The application will restart the database service if you have chosen to configure the cluster.
To perform the configuration, go to the menu Orbit Config Manager ➔ Replication ➔ Settings or during wizard Orbit Config Manager ➔ Panel ➔ wizard.
Change the mode of operation from Standalone to Cluster;
Enable the flag Enable replication
Add the network IP of the first cluster member in the Primary member field;
Add the network IP of other members in the following fields;Attention!
The order of IPs registered as primary and other members must be replicated in all other instances!

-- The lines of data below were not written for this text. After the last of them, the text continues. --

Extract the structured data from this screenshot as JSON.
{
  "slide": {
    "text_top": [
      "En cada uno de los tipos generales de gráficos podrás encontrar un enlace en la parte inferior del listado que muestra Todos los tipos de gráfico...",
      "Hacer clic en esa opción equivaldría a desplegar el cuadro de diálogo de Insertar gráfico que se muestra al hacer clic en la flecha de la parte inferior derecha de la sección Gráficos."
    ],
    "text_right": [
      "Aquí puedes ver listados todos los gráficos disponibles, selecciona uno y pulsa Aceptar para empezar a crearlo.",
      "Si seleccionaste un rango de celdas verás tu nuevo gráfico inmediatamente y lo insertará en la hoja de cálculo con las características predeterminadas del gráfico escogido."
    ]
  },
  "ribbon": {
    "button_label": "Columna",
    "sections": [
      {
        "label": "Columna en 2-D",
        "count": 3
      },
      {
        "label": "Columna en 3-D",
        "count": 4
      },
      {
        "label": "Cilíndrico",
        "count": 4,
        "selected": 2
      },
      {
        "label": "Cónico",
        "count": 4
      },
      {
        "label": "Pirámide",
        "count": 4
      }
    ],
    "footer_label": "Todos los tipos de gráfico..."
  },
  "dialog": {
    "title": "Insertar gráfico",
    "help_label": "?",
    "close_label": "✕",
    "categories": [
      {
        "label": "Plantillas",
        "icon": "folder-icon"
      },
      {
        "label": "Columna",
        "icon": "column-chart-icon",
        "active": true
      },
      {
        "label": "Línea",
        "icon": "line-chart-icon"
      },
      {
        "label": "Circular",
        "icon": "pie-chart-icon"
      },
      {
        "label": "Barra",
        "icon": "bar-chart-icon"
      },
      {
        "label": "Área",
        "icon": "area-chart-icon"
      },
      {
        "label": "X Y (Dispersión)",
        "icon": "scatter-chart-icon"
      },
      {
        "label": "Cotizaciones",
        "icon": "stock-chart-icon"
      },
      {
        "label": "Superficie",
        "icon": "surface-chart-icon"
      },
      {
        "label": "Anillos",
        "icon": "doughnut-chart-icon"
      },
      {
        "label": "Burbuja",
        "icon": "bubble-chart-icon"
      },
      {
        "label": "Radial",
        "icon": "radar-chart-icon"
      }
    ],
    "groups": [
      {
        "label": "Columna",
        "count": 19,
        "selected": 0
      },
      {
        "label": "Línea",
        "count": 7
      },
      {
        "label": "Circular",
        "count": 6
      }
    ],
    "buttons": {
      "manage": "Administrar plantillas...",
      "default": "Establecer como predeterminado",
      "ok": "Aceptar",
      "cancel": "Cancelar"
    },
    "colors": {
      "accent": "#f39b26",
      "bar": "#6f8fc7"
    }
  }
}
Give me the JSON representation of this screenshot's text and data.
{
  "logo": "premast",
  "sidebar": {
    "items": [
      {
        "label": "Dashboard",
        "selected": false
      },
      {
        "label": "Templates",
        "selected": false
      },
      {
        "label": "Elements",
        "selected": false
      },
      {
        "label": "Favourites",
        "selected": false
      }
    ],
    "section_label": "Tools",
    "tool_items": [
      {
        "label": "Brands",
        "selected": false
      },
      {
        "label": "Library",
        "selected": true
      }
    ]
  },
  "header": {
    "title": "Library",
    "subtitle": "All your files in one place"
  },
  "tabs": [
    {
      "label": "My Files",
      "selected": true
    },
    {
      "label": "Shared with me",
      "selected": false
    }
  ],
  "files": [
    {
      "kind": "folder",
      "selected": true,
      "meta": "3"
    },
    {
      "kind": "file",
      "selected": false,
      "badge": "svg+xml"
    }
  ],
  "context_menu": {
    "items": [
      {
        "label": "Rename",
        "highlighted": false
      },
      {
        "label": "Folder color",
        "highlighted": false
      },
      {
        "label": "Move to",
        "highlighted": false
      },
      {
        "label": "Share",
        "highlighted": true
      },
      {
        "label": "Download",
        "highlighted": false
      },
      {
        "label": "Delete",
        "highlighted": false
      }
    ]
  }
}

If members are in different datacenters, activate the flag Members are in different datacenters;
In this case, also change the latency setting in the Latency between nodes field and its unique numeric identifier in the Network segment field;
Add in the Recovery screen display message field a message that will be displayed to all users in case of cluster failure;
Activate file synchronization with the Files flag if you want the files generated by one instance to be forwarded to the other instances using rsync;
Click save to finish the operation;
View replication status
On this screen, you will see the status and operation of the instances through the generated logs and if errors occur:
In Orbit Config Manager ➔ Replication ➔ Status where we can visualize the instance situation with the following information:
Replication Status: Disabled/Enabled
Instance Type: Primary/Secondary
Operating mode: On/off
Last Sync: 12/18/2022 16:00:01
Authentication token: 85d4d3f2b2e3840179fa8327551690b6
If you have a remote server, you will have information about it as well.
View elasticsearch cluster status
This screen shows the status of the elasticsearch cluster service, located in the Orbit Config Manager ➔ Replication ➔ Elasticsearch module:
Data search cluster
Status: brings information about the instance's health.
Uuid: Universally unique identifier for the instance.
Size: the number of instances.
Master: is an identifier of the master instance in the cluster.
Version: shows which version this instance is in.
Shards: the amount of sharded data subset or pieces for a sharded cluster. Which together form all the data in the cluster.
State Uuid: Identifier of the state of the instance in the cluster.
Timed out: informs if an error occurred during the time and if the instance took a while to get a response from the cluster.
Index: is a unique identifier of the cluster instance's index.
Name: is the name of the cluster application.
Ephemeral: is an ephemeral identifier of the cluster instance.
Address: Shows the IP and Port of the instance.
Name: brings the names of the logs that were generated by the instance.
Uuid Total: is a unique identifier referring to that generated log.
Size: is the size of the log that was generated by the system.
Health: This shows whether the log is working correctly.
Status: brings information about the instance's health.
Hot Spare - Automatic intances switch
senhasegura instances can be remotely activated and inactivated through HTTP requests that can be carried out from its load balancer. This control allows an instance that is under maintenance or unavailable for some reason, to be not considered in the load balancer redirection.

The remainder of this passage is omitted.